Combinatorial motif analysis in yeast gene promoters: the benefits of a biological consideration of motifs



Journal Title

Journal ISSN

Volume Title


Texas A&M University


There are three main categories of algorithms for identifying small transcription regulatory sequences in the promoters of genes, phylogenetic comparison, expectation maximization and combinatorial. For convenience, the combinatorial methods typically define motifs in terms of a canonical sequence and a set of sequences that have a small number of differences compared to the canonical sequence. Such motifs are referred to as (l, d)-motifs where l is the length of the motif and d indicates how many mismatches are allowed between an instance of the motif and the canonical motif sequence. There are limits to the complexity of the patterns of motifs that can be found by combinatorial methods. For some values of l and d, there will exist many sets of random words in a cluster of gene promoters that appear to form an (l, d)-motif. For these motifs, it will be impossible to distinguish biological motifs from randomly generated motifs. A better formalization of motifs is the (l, f, d)-motif that is derived from a biological consideration of motifs. The motivation for (l, f, d)-motifs comes from an examination of known transcription factor binding sites where typically a few positions in the motif are invariant.
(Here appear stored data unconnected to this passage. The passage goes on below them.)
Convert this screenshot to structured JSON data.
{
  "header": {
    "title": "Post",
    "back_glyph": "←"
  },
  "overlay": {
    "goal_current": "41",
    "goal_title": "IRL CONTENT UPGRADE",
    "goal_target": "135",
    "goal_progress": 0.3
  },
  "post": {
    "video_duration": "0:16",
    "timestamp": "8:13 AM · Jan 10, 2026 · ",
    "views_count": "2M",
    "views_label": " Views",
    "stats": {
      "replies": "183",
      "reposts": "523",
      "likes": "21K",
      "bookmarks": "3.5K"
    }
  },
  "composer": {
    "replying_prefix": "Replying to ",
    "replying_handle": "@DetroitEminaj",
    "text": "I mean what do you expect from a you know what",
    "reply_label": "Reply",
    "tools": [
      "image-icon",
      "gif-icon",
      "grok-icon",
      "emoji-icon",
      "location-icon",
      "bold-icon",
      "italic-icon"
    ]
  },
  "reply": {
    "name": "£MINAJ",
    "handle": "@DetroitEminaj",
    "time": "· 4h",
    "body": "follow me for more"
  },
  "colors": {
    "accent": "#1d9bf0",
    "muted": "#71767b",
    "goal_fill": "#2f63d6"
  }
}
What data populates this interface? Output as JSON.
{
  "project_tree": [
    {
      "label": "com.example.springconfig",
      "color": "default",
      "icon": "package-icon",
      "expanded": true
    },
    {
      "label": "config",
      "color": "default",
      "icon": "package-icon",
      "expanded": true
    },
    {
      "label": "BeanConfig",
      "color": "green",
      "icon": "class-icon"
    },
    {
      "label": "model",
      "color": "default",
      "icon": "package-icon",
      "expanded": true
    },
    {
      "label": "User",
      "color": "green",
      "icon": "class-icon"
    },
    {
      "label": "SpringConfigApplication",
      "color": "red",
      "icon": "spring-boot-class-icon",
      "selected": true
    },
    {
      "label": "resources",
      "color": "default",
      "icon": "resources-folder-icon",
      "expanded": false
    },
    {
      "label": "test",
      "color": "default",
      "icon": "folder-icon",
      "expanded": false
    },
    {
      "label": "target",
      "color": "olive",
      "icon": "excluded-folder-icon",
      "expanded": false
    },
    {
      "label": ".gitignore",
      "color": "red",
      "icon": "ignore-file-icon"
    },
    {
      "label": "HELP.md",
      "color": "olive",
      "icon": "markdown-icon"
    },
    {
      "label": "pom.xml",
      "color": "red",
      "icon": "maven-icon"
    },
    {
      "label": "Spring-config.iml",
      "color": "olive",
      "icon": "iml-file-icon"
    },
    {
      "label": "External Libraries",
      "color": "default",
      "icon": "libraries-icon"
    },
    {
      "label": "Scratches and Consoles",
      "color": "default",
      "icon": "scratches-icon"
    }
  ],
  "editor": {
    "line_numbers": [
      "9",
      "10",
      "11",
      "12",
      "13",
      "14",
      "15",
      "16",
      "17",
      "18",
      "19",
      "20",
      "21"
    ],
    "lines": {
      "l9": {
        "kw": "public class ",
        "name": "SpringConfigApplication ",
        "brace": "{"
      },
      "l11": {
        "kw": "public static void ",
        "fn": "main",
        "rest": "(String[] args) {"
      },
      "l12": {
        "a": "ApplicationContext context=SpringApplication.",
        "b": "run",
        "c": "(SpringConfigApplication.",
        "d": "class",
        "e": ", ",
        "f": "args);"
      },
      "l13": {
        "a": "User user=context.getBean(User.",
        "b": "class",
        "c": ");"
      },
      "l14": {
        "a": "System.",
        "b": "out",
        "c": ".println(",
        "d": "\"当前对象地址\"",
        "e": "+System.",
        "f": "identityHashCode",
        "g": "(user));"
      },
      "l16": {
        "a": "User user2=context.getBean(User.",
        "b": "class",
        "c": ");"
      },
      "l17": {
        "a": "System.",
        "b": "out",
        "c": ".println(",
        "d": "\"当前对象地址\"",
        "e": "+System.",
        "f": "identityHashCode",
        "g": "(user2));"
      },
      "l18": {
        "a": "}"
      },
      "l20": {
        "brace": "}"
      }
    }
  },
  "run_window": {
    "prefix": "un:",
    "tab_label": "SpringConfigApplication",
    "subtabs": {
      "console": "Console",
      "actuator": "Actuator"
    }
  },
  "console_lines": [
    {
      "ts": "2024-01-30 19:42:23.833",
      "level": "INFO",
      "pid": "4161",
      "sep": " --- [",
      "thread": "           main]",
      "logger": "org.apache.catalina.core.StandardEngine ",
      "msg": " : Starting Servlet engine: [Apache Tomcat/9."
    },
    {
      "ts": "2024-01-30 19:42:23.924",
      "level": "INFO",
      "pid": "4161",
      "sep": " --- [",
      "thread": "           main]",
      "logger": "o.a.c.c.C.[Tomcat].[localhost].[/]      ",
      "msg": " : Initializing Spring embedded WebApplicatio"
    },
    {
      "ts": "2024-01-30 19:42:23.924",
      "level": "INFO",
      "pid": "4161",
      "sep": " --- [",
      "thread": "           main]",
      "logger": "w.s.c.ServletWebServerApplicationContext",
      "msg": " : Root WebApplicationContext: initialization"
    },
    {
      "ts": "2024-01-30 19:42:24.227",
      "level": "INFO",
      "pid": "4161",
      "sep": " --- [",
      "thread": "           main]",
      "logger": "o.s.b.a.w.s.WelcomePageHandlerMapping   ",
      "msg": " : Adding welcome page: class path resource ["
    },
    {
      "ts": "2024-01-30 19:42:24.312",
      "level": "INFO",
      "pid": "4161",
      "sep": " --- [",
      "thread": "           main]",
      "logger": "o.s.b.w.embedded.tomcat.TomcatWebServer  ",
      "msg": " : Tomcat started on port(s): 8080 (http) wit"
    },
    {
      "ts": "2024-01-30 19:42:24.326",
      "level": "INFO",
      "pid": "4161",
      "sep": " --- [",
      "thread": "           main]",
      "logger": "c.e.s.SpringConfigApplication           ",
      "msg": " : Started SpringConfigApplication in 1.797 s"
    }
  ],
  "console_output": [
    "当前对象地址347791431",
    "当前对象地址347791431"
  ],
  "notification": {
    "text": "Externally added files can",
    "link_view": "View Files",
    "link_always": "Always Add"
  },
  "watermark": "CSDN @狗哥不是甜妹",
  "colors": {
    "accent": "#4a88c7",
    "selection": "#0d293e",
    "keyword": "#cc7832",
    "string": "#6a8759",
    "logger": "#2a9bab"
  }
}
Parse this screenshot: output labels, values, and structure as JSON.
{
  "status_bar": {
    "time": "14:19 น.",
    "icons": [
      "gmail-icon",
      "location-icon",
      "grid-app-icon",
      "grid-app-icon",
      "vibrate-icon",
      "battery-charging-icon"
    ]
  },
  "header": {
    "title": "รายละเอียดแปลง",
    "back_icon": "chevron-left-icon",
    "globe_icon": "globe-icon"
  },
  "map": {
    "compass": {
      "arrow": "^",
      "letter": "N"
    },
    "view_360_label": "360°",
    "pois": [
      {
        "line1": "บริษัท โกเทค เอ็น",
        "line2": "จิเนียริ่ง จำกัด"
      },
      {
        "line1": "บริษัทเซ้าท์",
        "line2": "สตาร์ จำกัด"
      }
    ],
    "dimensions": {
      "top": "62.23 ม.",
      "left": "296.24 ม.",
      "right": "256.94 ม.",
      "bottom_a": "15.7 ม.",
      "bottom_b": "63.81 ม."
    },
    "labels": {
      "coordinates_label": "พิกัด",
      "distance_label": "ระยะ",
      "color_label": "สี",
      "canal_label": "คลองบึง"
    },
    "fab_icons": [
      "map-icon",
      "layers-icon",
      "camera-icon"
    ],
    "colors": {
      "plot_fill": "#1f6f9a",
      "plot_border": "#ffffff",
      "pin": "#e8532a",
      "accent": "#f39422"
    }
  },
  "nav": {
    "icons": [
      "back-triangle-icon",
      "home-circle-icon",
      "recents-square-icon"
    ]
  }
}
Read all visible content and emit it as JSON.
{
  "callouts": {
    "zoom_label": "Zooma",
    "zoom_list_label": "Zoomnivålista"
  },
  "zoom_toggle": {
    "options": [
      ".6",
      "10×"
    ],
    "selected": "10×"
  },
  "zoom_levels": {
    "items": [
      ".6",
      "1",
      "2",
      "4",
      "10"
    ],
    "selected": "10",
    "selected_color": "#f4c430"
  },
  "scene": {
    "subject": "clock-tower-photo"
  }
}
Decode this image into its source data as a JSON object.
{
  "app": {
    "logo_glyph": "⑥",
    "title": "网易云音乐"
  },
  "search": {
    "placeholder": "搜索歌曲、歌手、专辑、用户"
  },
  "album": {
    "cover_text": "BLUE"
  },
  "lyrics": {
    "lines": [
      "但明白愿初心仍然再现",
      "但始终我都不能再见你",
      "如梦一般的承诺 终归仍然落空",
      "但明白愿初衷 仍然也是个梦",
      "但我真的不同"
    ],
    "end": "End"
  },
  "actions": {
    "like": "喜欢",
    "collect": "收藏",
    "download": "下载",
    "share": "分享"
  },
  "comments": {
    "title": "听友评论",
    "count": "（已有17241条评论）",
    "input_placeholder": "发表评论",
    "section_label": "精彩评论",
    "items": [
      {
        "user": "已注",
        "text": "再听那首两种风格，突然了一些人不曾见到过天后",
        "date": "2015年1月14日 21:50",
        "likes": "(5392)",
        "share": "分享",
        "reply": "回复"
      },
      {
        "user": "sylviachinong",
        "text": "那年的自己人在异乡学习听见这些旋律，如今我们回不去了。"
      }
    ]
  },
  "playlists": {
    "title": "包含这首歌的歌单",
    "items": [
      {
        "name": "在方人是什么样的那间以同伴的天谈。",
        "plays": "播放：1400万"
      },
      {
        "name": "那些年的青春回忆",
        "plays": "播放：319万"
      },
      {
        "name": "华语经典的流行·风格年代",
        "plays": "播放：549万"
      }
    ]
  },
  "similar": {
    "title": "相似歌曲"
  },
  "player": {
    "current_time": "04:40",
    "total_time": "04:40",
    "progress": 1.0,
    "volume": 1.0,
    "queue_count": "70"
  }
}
It is shown that there exist (l, f, d)-motifs that can be found in the promoters of gene clusters that would not be recognizable from random sequences if they were described as (l, d)-motifs. The inclusion of the f-value in the definition of motifs suggests that the sequence space that is occupied by a motif will consist of a several clusters of closely related sequences. An algorithm, CM, has been developed that identifies small sets of overabundant sequences in the promoters from a cluster of genes and then combines these simple sets of sequences to form complex (l, f, d)-motif models. A dataset from a yeast gene expression experiment is analyzed with CM. Known biological motifs and novel motifs are identified by CM. The performance of CM is compared to that of a popular expectation maximization algorithm, AlginACE, and to that from a simple combinatorial motif finding program.